A few improvements could have raised the bar considerably:

  • Encrypt the database. Solutions such as SQLCipher would not prevent extraction, but they would force an attacker to recover the key rather than simply opening the database in a GUI tool.

  • Obfuscate the application. The app appeared to ship with minimal obfuscation, making it straightforward to locate relevant code paths through static analysis. Obfuscation is not security, but it does increase effort.

  • Derive secrets at runtime. Rather than storing a PDF password directly, the application could derive it from a combination of Keystore-backed secrets, installation-specific values, and server-provided material. A determined attacker could still recover it during execution, but the database alone would no longer be sufficient.

  • Encrypt content consistently. The GPS tracks were stored entirely in plaintext. Encrypting them using the same mechanism as the PDF would at least provide a consistent protection model.

None of these measures would stop a determined adversary. They simply move the attack from “open a database” to “reverse engineer an application.”

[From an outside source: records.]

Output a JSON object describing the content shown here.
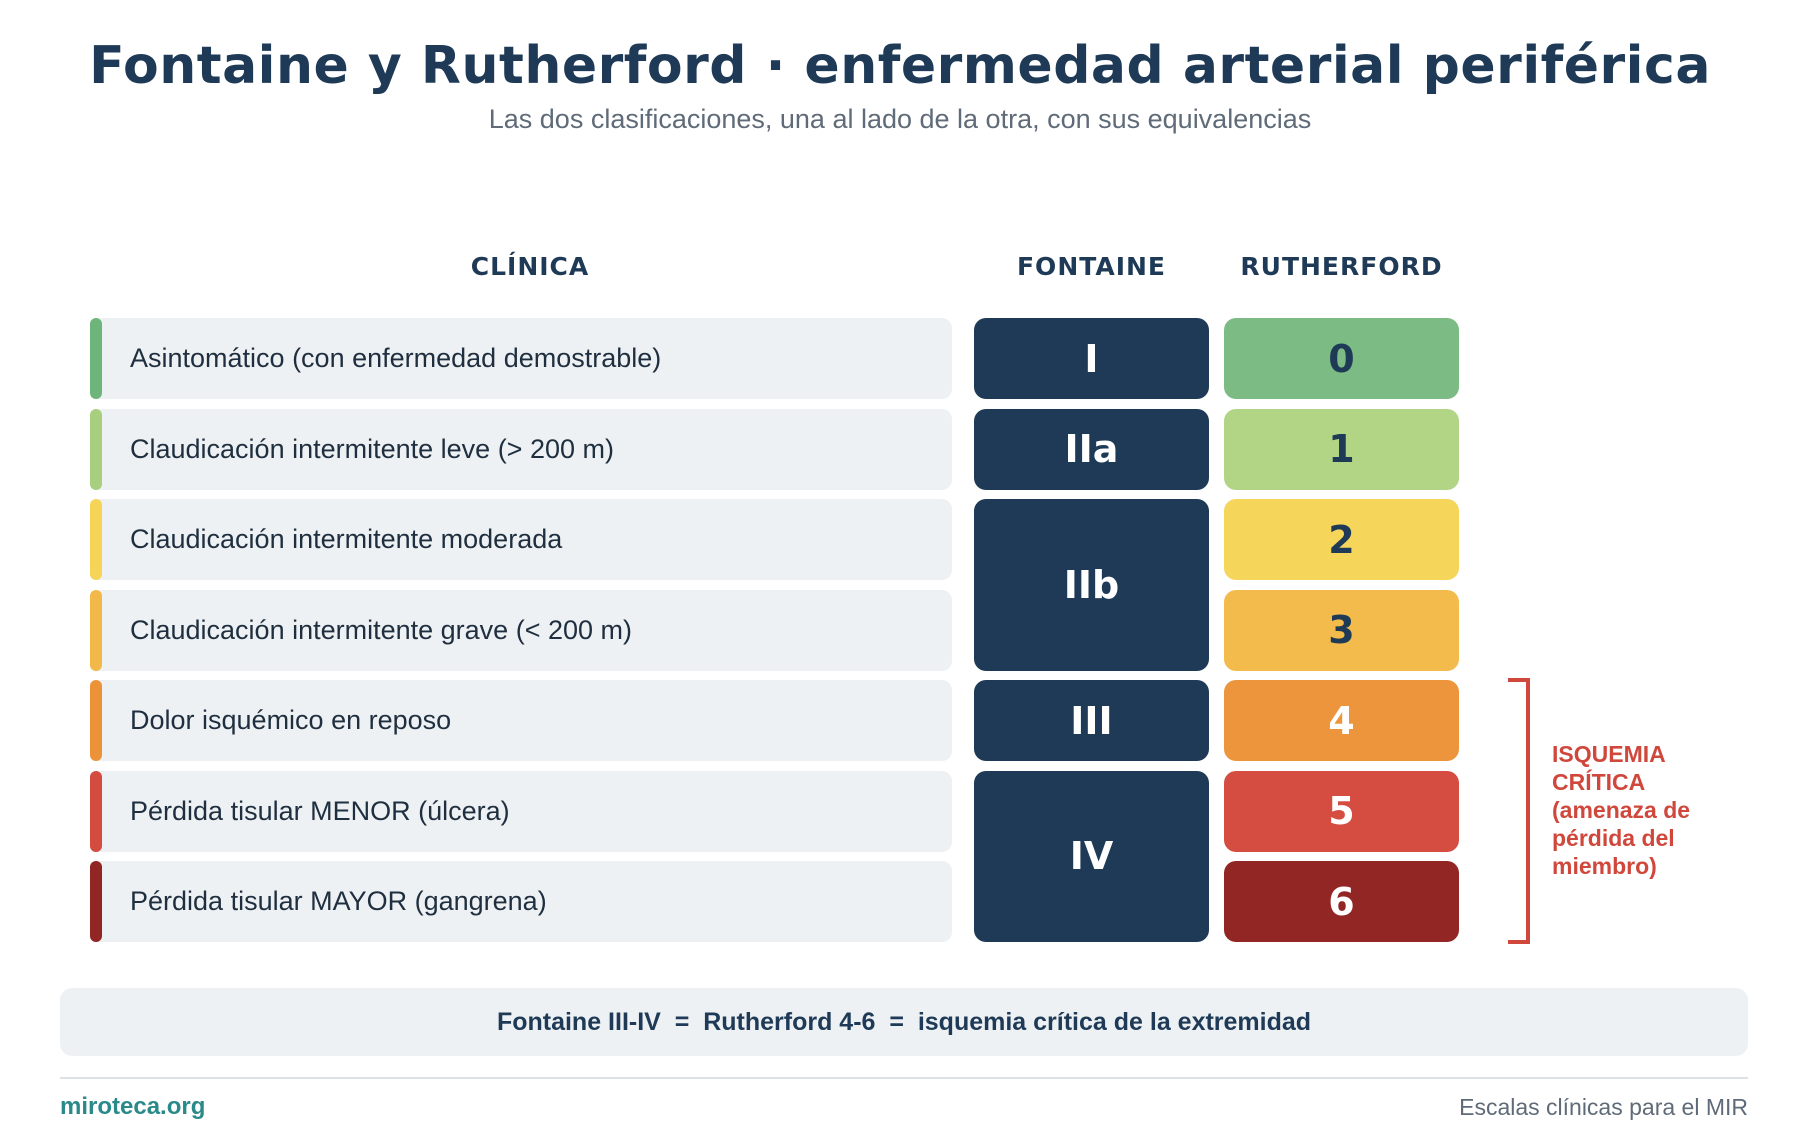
{
  "title": "Fontaine y Rutherford · enfermedad arterial periférica",
  "subtitle": "Las dos clasificaciones, una al lado de la otra, con sus equivalencias",
  "columns": {
    "clinica": "CLÍNICA",
    "fontaine": "FONTAINE",
    "rutherford": "RUTHERFORD"
  },
  "rows": [
    {
      "clinica": "Asintomático (con enfermedad demostrable)",
      "accent": "#6db57a"
    },
    {
      "clinica": "Claudicación intermitente leve (> 200 m)",
      "accent": "#a8cf7e"
    },
    {
      "clinica": "Claudicación intermitente moderada",
      "accent": "#f5d457"
    },
    {
      "clinica": "Claudicación intermitente grave (< 200 m)",
      "accent": "#f2b94a"
    },
    {
      "clinica": "Dolor isquémico en reposo",
      "accent": "#ec9238"
    },
    {
      "clinica": "Pérdida tisular MENOR (úlcera)",
      "accent": "#d44b3f"
    },
    {
      "clinica": "Pérdida tisular MAYOR (gangrena)",
      "accent": "#922625"
    }
  ],
  "fontaine": [
    {
      "label": "I",
      "covers_rows": 1
    },
    {
      "label": "IIa",
      "covers_rows": 1
    },
    {
      "label": "IIb",
      "covers_rows": 2
    },
    {
      "label": "III",
      "covers_rows": 1
    },
    {
      "label": "IV",
      "covers_rows": 2
    }
  ],
  "rutherford": [
    {
      "label": "0",
      "bg": "#7cbb83",
      "fg": "#1e3a56"
    },
    {
      "label": "1",
      "bg": "#b2d485",
      "fg": "#1e3a56"
    },
    {
      "label": "2",
      "bg": "#f6d55b",
      "fg": "#1e3a56"
    },
    {
      "label": "3",
      "bg": "#f3bb4b",
      "fg": "#1e3a56"
    },
    {
      "label": "4",
      "bg": "#ec953c",
      "fg": "#ffffff"
    },
    {
      "label": "5",
      "bg": "#d54c40",
      "fg": "#ffffff"
    },
    {
      "label": "6",
      "bg": "#922625",
      "fg": "#ffffff"
    }
  ],
  "critical": {
    "lines": [
      "ISQUEMIA",
      "CRÍTICA",
      "(amenaza de",
      "pérdida del",
      "miembro)"
    ],
    "color": "#d0483c"
  },
  "summary": "Fontaine III-IV  =  Rutherford 4-6  =  isquemia crítica de la extremidad",
  "footer": {
    "site": "miroteca.org",
    "tagline": "Escalas clínicas para el MIR"
  }
}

For many commercial content products, that’s often good enough.

The server-side download limit itself appeared reasonable. The problem was that once the content reached the device, the protection effectively ended there.

I would classify this primarily as a weakness in content protection rather than a traditional security vulnerability.

I was only able to access content that I had legitimately purchased. No backend systems were compromised, no authentication controls were bypassed, and no other users’ data was exposed.

The practical impact is that a purchaser with control of their device can extract and redistribute the downloaded assets, undermining the intended device-limit model.

The findings were reported through the vendor’s official contact channel.

I did not attempt to bypass payment mechanisms, access content I had not purchased, or redistribute the extracted material. Testing was limited to content associated with my own account.

As of publication, I have not received a response or confirmation that the issues have been addressed.